0 Replies Latest reply on Apr 10, 2014 11:48 AM by Stefano Nichele

    "All workers are in error state". What is the reason ?

    Stefano Nichele Newbie

      Hi Alll,

      sporadically i find in httpd error.log "All workers are in error state" message. I tried to undestand the root cause of the issue, but unfortunately i was not able to find any useful info to avoid that error.

       

      My environment is composed by 2 instances of httpd 2.2.24  and by 2 intances of tomcat 7.0.37 + mod cluster 1.2.0. Both httpd instances are connected to both tomcat instances. In front of the httpd instances there is another hardware load balancer.

       

      ModCluster configuration tomcat side is.

       

        <Listener className="org.jboss.modcluster.container.catalina.standalone.ModClusterListener"

                  advertise="false"

                  proxyList="172.18.200.16:6666,172.18.200.17:6666"

                  maxAttempts="3"

                  nodeTimeout="600"

                  workerTimeout="-1"

                  ping="60"

                  stickySession="true"

                  stickySessionRemove="false"

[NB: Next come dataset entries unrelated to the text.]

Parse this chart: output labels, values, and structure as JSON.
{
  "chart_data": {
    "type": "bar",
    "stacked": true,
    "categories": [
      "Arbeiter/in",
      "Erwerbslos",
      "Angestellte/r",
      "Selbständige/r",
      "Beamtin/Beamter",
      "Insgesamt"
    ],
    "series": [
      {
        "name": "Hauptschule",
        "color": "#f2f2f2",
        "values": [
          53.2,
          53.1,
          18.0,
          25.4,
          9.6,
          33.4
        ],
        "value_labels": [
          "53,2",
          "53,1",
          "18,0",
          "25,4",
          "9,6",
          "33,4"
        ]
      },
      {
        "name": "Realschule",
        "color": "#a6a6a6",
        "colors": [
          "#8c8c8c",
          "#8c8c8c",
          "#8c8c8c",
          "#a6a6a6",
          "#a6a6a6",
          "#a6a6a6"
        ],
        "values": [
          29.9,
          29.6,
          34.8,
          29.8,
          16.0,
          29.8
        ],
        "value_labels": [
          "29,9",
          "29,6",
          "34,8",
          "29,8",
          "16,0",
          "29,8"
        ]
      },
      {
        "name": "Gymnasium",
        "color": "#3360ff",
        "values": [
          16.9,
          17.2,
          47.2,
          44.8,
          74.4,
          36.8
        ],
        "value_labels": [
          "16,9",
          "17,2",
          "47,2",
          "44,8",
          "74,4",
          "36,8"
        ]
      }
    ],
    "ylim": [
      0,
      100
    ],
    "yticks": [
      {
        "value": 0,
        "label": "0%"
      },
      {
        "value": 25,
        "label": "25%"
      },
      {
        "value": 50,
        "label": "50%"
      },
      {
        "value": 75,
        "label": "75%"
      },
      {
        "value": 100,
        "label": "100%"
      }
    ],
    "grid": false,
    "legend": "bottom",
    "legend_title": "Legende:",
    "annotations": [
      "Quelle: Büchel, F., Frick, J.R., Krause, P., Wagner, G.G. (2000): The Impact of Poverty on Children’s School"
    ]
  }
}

                  stickySessionForce="false"

                  loadMetricClass="org.jboss.modcluster.load.metric.impl.AverageSystemLoadMetric"

                  loadMetricCapacity="100"

        />

       

      MaxThreads for ajo connector is set to 3000 for both tomcat:

         <Connector port="8009" protocol="AJP/1.3" redirectPort="8443" maxThreads="3000" connectionTimeout="600000" />

       

      MaxClients for both httpd is set to 1480

       

      As said all is working fine but the fact that 2 or 3 times per days, just for few seconds, i have "All workers are in error state" even if the number of connections on port 8009 is pretty low (something like 100) and the number of requests/traffic as well (so it seems there is  not correlation between  the load and the error).

       

      In attachment you can find httpd error log with log level set to debug (i have hidden some info with XXXXXXXXXXXX). Error messages appear at 04:15:23.

       

      Can you please help me in figure out the root cause of that issue ?

       

      many thanks in advance

      ste